A decisão foi formalizada após reunião realizada na última quinta-feira (4) e publicada na edição dessa terça-feira (9) do Diário Oficial do Estado. O Conselho acatou, por maioria de votos, o parecer do relator, confirmando a decisão da Comissão de Análise de Recursos.
O processo apreciado pelo conselho se refere a infração cometida pela empresa, localizada no Bairro Bebedouro. Segundo a portaria, a infração é classificada como “degradação ambiental decorrente de atividades que, direta ou indiretamente, afetam a segurança e o bem-estar da população, gerando condições desfavoráveis para as atividades sociais e econômicas”.

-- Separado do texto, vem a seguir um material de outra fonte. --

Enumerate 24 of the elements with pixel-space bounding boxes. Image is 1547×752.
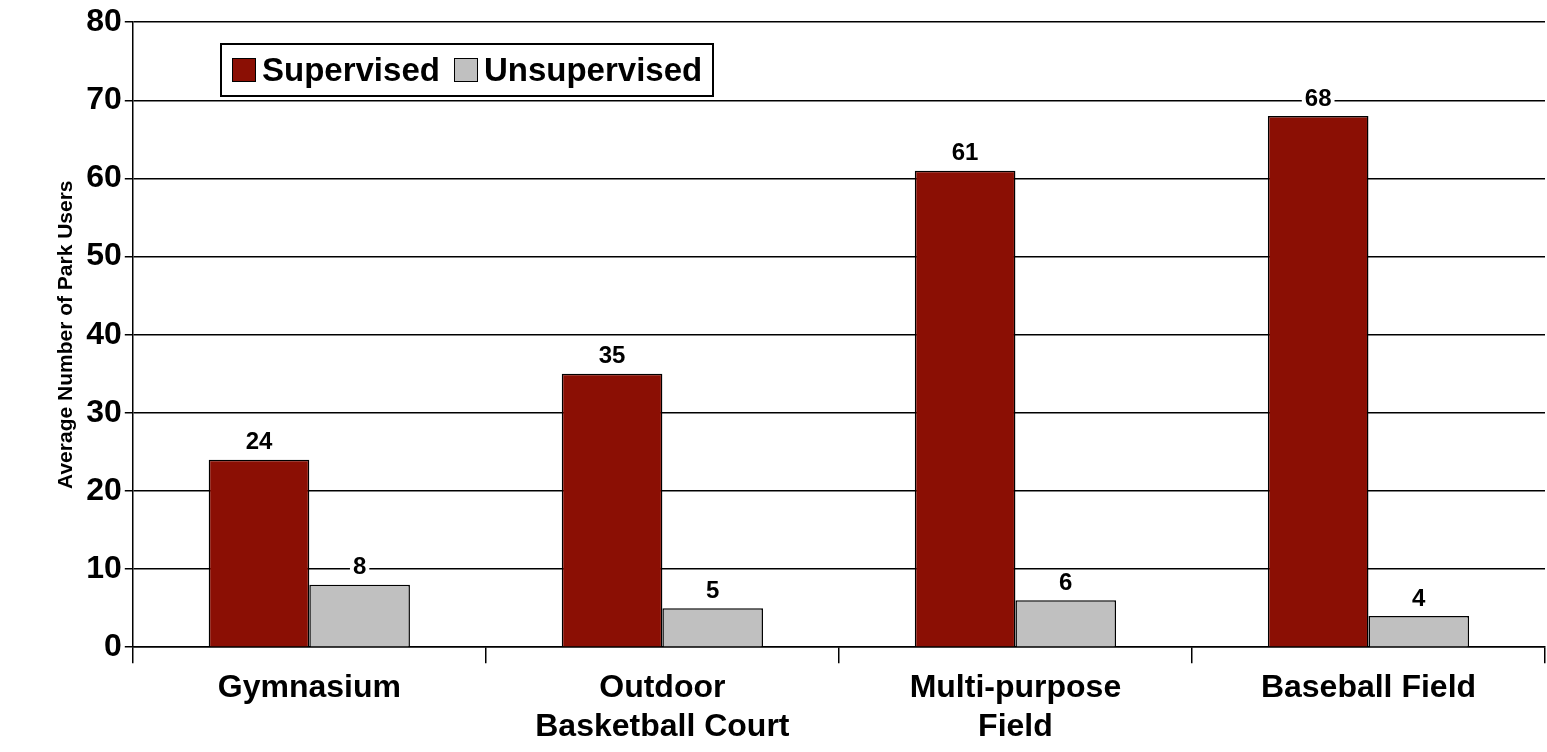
- data-label: 24: [245, 427, 274, 455]
- y-tick-label: 30: [86, 392, 122, 429]
- x-tick-label: Multi-purpose Field: [909, 668, 1122, 743]
- y-tick-label: 0: [104, 627, 122, 664]
- data-label: 61: [951, 138, 979, 166]
- x-tick-label: Baseball Field: [1260, 668, 1477, 705]
- y-tick-label: 50: [86, 236, 122, 273]
- data-label: 35: [598, 341, 626, 369]
- data-label: 6: [1059, 567, 1073, 595]
- y-axis-title: Average Number of Park Users: [53, 180, 77, 489]
- y-tick-label: 60: [86, 158, 122, 195]
- x-tick-label: Outdoor Basketball Court: [535, 668, 790, 743]
- data-label: 68: [1304, 83, 1332, 111]
- data-label: 5: [706, 575, 720, 603]
- data-label: 8: [352, 552, 367, 580]
- y-tick-label: 70: [86, 80, 122, 117]
- x-tick-label: Gymnasium: [217, 668, 401, 705]
- y-tick-label: 10: [86, 548, 122, 585]
- y-tick-label: 80: [86, 2, 122, 39]
- y-tick-label: 20: [86, 470, 122, 507]
- y-tick-label: 40: [86, 314, 122, 351]
- legend-label: Unsupervised: [483, 51, 703, 89]
- data-label: 4: [1412, 583, 1427, 611]
- legend-label: Supervised: [262, 51, 440, 89]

A penalidade financeira imposta à empresa foi mantida e o processo será devolvido ao Instituto do Meio Ambiente (IMA-AL) para que todas as providências administrativas e legais necessárias sejam tomadas.
Acordo bilionário
O acordo compensatório firmado entre o governo de Alagoas e a mineradora Braskem, em razão do afundamento do solo na capital, pode chegar a R$ 2,8 bilhões e deve ser usado integralmente em ações de reestruturação da Grande Maceió.
Mesmo com o acordo, o governo de Alagoas decidiu manter a punição à mineradora pelos prejuízos causados na região.
Ao 7Segundos, o IMA disse que os processos são distintos e que possuem finalidades e atuações independentes.